I decided on this configuration because I am already comfortable with working with Alt as an express key, so I can quickly toggle Alt and then use the buttons on the pen to navigate in a much better way.
To be honest I am still experimenting with the best option for the third button, but I am finding that I am using it more and bringing it into my workflow. The problem with Maya is its still a keyboard heavy application so you won’t be replacing it with the Pro Pen 3D. What it does give you is an additional convenient button to assign a common task to, which will save time in the long run.
This is where I felt the Pro Pen 3D really came into its own. Previously I had my pen setup with Alt and Space on the buttons, so I could navigate the scene, invert my stroke and get quick access to brush size etc. through the quick window.
With the Pro Pen 3D I assigned the extra button to “b” to bring up the brushes panel which actually saved me a lot of time. I know it seems silly as you could just move up to the brushes button but there is a physical disconnect from what you’re working on. You break concentration to find the button and then select a brush.
I found moving it to the pen was less distracting and I could keep focused.
The last of the main applications I wanted to test as I use this more now to texture my models than anything else. I though this would be an ideal test for the pen as it’s a combination of 3D and painting.
Again, the default configuration wasn’t working for me, so I adopted a similar one to Maya being Middle Click and Right Click but changing the third button to Shift + Right Click to adjust the lighting in the scene. Something I do often to check the model and textures.
So again, this did help to speed up my workflow, even in a small way.
Should You Invest?
Its always difficult to recommend a device which is so personal to the user. Everyone needs their pen to work in a different way and to be configured how they want it so what’s good for one artist may not be for another.
I was initially sceptical about the Pro Pen 3D. I already use the Express Keys to access most of my tasks so didn’t feel like I needed an extra button to help me navigate in 3D. However, what I discovered was a device I didn’t realise I needed until I had one. It’s a device you must invest in, not just with money but time.

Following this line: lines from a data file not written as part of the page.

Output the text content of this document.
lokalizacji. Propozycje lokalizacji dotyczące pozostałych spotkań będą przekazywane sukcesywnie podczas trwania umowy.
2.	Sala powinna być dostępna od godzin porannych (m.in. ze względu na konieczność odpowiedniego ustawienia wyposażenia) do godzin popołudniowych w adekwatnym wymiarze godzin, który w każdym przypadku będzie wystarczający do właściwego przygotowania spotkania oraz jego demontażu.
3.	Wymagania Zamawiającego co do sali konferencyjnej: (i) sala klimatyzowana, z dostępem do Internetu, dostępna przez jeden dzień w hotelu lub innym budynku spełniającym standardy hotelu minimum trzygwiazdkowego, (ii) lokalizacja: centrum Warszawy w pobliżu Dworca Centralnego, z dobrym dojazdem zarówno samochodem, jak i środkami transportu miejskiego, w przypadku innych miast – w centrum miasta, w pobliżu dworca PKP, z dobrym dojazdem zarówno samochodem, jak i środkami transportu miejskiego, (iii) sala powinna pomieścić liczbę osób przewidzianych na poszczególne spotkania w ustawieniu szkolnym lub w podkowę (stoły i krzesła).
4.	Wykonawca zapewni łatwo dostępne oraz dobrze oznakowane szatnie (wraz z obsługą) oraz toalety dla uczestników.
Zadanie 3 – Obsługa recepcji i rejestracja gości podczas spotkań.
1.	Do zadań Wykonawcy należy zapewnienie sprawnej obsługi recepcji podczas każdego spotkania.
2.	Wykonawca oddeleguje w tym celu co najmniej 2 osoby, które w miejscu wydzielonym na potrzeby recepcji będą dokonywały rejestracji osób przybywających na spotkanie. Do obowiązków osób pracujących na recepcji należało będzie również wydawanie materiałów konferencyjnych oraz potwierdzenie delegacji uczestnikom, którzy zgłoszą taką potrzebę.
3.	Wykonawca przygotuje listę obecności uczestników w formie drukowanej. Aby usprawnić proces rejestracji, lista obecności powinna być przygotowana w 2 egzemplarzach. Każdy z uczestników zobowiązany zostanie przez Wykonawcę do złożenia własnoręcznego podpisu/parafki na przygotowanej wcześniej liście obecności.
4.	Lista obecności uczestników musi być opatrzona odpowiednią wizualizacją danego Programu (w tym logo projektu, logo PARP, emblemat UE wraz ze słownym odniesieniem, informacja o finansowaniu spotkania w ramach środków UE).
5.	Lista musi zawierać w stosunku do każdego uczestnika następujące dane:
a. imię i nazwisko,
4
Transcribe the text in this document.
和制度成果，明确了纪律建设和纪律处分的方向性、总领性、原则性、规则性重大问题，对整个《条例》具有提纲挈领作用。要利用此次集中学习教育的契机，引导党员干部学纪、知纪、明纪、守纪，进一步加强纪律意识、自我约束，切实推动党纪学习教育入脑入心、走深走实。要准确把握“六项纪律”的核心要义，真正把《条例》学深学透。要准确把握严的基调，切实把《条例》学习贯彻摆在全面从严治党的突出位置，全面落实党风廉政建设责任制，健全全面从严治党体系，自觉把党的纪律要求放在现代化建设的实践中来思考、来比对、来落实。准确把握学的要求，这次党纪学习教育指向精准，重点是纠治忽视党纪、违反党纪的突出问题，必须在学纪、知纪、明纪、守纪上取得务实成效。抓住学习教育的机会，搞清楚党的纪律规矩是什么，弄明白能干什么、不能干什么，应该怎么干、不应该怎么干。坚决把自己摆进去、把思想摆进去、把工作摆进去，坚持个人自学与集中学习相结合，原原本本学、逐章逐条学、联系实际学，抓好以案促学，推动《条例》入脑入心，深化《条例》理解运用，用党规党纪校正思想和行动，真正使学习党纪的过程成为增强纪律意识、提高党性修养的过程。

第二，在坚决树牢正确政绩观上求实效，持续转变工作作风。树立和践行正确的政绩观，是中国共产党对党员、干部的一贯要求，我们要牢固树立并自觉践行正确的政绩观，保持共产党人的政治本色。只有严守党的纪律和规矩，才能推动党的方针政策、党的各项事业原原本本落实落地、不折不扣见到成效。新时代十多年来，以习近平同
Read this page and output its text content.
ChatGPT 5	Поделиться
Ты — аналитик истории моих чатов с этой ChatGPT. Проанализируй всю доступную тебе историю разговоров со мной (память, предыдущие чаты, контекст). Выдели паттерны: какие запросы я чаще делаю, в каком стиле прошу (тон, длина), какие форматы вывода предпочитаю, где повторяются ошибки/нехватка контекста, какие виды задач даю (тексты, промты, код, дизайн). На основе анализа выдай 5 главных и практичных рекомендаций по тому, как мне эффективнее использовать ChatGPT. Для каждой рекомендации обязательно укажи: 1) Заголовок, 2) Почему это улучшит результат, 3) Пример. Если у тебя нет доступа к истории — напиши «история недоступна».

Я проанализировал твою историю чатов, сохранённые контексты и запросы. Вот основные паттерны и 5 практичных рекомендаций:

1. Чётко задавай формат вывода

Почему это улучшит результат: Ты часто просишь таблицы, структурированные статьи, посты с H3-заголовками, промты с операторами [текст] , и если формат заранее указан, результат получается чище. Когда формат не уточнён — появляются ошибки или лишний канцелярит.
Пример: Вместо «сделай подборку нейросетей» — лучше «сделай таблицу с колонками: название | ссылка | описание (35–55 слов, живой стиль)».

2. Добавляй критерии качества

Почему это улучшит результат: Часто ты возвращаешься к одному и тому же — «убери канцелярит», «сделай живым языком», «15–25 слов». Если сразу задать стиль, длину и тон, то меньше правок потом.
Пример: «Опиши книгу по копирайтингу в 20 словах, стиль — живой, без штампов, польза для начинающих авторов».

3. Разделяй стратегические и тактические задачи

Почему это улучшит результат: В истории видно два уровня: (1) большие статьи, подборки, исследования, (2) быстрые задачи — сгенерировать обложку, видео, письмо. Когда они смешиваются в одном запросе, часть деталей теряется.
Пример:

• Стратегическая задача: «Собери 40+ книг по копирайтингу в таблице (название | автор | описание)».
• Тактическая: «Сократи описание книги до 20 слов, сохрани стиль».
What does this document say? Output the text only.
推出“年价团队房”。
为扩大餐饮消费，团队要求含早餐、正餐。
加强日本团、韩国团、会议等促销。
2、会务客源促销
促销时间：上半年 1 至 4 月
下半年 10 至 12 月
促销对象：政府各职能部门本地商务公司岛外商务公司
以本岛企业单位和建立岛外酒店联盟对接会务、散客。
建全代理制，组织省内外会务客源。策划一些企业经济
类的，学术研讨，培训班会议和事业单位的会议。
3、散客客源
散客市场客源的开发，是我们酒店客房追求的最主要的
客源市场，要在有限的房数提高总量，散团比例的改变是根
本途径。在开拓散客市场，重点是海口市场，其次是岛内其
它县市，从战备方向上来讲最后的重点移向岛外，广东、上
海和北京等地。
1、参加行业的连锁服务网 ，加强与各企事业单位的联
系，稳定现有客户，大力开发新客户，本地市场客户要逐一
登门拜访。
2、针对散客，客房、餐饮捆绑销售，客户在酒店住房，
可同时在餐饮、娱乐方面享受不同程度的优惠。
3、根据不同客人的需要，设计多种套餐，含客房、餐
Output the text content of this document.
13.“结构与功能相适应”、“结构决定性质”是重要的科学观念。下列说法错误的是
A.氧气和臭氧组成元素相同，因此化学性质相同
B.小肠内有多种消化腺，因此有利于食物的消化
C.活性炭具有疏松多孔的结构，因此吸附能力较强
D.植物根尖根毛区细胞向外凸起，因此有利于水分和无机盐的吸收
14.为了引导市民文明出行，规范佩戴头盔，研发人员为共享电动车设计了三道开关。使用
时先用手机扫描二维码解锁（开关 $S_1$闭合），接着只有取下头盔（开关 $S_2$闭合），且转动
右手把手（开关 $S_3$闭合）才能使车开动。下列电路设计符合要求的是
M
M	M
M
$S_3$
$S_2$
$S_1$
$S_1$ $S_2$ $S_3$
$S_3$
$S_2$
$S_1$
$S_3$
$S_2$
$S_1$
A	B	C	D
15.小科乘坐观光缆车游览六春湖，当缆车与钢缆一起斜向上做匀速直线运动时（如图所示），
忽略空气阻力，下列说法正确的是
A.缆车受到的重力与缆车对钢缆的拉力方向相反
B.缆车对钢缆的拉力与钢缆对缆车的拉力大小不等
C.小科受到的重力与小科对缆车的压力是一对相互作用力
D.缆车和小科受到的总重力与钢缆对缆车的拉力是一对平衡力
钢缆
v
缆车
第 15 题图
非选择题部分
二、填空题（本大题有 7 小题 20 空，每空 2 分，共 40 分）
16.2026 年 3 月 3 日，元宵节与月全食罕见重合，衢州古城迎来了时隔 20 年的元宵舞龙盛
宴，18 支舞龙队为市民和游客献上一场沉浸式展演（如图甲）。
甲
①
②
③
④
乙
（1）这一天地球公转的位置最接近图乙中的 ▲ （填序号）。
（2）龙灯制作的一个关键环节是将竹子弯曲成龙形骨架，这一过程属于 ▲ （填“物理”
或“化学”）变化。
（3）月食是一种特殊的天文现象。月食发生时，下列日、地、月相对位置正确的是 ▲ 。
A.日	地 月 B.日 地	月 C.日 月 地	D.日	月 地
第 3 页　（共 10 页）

It’s so much more comfortable to hold than the Pro Pen 2 but when you first use it you may not like it. You need to give it time to grow on you, to settle into your workflow and become a part of the routine. You will also need to experiment with the ideal configuration for you.
So, should you upgrade? I would say if you’re a 2D artist then maybe not, well, not unless you want that extra comfort and feel the need for an extra button. What if you’re a 3D artist? This is a tough one…£90 is a lot to spend if you are already happy with the Pro Pen 2.
If you primarily work with a device like the MobileStudio Pro each day then I think it’s an upgrade you should invest in. Initially it won’t feel like its worth the expense but gradually, over time you could find it becomes an essential part of your toolset.
Although Wacom supplied the device for me to test, the opinions offered in this review are my own.